As I've said, this seems to be now the usual understanding of 'infoset'. But
Infoset is a concept unknown to XML 1.0, and parsing is the necessary first
step of *every* instance of XML 1.0 processing. Many things might be built
upon the output of a particular XML 1.0 parse, including a tree, or a graph,
or the abstraction into Infoset form of the data items identified in that
parse. Yet it seems to me that an 'infoset' would not usually be the desired
final product of processing an XML instance, in large part because such an
'infoset' is a terminal output product:  it cannot be passed or pipelined
into any other context because it is utterly specific to the circumstances
in which it is produced.

What is required if the output of particular XML processing is to be passed
to other XML processing is a document, which of course will first be parsed
before any other processing is performed on it in that new environment.
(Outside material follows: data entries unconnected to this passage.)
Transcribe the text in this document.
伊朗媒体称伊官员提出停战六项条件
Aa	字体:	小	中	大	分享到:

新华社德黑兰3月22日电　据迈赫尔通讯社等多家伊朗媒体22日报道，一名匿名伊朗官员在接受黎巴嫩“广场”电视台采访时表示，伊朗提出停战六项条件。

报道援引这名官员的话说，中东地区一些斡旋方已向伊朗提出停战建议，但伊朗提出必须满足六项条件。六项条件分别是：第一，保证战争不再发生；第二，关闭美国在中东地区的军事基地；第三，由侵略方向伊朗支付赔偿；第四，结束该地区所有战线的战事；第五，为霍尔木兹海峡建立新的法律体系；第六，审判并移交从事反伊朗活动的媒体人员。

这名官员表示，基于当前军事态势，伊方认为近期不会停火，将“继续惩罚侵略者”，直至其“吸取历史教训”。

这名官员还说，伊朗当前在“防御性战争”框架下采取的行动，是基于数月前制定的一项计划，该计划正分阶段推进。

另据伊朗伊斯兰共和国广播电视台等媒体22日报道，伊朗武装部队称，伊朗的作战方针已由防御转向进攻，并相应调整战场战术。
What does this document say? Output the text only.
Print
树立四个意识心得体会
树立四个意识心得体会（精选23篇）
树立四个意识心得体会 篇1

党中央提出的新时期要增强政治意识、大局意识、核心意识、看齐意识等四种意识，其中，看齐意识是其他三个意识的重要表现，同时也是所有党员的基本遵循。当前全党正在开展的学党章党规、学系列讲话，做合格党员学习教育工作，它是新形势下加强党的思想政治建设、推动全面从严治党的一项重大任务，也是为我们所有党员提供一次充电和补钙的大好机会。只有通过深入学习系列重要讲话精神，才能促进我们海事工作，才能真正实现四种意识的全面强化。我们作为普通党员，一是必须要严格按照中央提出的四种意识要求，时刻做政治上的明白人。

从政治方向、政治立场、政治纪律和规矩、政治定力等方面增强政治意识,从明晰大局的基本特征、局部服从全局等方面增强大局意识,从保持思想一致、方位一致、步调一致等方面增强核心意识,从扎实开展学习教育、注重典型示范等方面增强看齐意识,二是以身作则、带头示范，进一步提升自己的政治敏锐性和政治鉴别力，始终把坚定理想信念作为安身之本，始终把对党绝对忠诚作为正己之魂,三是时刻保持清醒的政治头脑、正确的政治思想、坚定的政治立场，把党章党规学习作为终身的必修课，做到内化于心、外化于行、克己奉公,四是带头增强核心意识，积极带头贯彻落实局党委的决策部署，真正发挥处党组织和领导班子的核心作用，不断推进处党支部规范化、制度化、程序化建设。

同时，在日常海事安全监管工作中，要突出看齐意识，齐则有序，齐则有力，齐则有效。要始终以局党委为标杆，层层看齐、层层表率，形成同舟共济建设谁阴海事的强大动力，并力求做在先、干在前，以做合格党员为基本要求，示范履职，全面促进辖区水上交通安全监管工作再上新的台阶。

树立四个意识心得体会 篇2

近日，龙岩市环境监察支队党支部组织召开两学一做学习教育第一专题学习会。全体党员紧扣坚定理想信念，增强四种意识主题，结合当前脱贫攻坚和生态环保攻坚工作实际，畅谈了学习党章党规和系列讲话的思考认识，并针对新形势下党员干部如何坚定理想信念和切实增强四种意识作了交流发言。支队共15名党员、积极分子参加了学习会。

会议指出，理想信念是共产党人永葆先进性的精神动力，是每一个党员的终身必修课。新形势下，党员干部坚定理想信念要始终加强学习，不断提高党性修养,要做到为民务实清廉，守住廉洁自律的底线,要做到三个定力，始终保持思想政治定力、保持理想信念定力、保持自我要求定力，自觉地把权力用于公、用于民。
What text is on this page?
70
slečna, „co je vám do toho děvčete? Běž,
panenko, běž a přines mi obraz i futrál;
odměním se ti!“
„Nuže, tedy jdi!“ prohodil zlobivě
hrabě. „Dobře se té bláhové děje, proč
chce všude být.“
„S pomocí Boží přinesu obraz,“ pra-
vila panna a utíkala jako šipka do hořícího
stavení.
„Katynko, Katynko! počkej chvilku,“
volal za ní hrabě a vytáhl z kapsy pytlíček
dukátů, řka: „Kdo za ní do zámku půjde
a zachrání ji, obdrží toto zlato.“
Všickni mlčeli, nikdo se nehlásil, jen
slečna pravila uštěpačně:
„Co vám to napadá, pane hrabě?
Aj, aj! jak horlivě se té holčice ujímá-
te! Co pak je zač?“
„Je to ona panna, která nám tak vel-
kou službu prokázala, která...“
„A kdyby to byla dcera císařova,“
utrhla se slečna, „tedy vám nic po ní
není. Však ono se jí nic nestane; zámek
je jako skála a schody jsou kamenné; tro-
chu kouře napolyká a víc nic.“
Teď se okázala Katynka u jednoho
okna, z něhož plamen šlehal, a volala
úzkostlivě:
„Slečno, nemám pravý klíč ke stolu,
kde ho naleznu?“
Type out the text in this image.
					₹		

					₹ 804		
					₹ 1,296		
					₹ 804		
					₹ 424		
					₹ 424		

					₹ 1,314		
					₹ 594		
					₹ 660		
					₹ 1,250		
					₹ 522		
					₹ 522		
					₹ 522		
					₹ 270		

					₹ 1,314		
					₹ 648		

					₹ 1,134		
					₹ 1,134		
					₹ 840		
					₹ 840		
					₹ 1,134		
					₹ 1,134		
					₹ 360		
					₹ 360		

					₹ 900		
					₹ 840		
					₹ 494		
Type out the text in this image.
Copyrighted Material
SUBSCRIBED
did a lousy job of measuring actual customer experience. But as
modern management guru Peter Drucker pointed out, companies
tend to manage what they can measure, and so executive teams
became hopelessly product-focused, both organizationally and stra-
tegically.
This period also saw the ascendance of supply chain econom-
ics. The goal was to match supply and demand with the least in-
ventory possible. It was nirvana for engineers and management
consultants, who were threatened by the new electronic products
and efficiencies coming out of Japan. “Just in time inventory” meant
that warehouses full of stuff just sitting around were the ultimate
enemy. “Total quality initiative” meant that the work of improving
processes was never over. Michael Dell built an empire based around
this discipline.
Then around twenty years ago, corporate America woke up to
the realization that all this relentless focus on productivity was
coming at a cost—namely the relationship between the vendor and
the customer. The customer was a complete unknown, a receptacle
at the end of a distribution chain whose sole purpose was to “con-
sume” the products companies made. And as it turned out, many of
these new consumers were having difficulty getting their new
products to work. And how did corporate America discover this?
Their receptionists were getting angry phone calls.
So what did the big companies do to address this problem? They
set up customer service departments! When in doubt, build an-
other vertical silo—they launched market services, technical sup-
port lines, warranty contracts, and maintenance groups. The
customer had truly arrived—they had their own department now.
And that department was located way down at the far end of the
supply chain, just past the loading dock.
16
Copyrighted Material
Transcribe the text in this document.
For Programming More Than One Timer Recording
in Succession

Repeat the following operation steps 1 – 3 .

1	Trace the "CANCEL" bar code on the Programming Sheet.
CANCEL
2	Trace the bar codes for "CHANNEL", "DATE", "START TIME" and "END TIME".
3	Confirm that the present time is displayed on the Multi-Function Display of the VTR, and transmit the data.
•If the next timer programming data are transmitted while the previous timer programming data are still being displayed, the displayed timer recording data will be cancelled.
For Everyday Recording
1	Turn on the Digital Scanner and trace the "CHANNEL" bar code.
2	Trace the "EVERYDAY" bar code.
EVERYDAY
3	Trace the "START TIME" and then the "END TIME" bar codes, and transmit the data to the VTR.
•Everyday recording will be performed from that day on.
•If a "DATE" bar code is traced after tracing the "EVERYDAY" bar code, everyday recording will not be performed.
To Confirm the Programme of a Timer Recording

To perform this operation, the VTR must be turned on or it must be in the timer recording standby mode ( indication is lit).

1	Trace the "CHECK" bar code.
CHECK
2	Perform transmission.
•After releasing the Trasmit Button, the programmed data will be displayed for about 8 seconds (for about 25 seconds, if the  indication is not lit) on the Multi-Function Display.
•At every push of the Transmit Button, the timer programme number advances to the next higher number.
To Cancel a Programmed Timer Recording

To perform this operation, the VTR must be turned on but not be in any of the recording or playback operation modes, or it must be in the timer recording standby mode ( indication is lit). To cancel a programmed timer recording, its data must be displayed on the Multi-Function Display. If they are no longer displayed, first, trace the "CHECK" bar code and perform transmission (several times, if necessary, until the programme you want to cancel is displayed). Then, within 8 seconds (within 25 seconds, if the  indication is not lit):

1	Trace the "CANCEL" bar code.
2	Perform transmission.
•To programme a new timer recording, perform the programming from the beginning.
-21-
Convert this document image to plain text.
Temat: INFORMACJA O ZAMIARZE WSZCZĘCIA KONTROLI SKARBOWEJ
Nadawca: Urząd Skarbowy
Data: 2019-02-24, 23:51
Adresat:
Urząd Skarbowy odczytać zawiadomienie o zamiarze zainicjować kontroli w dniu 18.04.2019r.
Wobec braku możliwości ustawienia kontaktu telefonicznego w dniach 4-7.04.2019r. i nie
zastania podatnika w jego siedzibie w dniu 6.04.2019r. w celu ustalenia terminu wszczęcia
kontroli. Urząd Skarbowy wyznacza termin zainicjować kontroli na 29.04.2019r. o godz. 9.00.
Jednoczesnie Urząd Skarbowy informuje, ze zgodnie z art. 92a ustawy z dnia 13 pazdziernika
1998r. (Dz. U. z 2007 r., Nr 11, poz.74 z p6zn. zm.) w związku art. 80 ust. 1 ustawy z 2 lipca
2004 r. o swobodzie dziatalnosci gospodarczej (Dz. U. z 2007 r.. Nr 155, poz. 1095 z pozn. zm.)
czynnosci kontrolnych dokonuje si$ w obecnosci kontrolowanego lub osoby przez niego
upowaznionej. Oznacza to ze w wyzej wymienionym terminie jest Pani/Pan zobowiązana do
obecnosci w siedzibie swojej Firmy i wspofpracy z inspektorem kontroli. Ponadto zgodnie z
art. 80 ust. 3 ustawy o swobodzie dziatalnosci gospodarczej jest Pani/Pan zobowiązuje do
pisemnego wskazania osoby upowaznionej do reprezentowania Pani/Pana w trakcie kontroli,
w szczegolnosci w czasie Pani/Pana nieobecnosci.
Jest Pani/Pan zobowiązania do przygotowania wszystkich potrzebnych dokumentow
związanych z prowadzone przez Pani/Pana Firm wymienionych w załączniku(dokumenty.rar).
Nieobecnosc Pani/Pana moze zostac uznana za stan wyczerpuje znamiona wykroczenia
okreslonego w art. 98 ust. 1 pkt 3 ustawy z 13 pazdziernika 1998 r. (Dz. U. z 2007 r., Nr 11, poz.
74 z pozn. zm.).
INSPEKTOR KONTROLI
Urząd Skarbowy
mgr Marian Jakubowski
It
is this conveyance of XML instances from context to context which is so well
suited to the internetwork topology, and particularly to the
Web-as-we-know-it. Instances are available as entity bodies which we may GET
at a particular URL, process, and then republish as new instances at other
URLs. It seems doubtful that the aggregation of RSS feed items should be
considered a substantially different process.

What is necessary for this process to work reliably is the draconian XML 1.0
parse as the first step in every new process. Whatever 'liberal' and
'conservative' might have meant in Postel's original usage, in the context
of XML instances which we can GET at URLs 'liberal' in what we accept means
that we acknowledge the instance is not likely to be in a form which our
process can use directly. The only form which our process could use directly
would be a very particular data structure. In their own terms, processes
operate only upon specific data structures, and neither a concrete instance
document nor an abstract infoset is what a process can use directly. The
difference is that the process can be designed to be liberal in accepting
numerous schematically differing concrete instances to parse and then to
instantiate the output of the parse as the particular data structure which
the process requires. That liberality cannot be extended to some sort of
'infoset' as input, because input which is not a parseable document must
either correspond perfectly to a very specific and typed schematic or be
useless to a particular process, and that is the most illiberal of demands.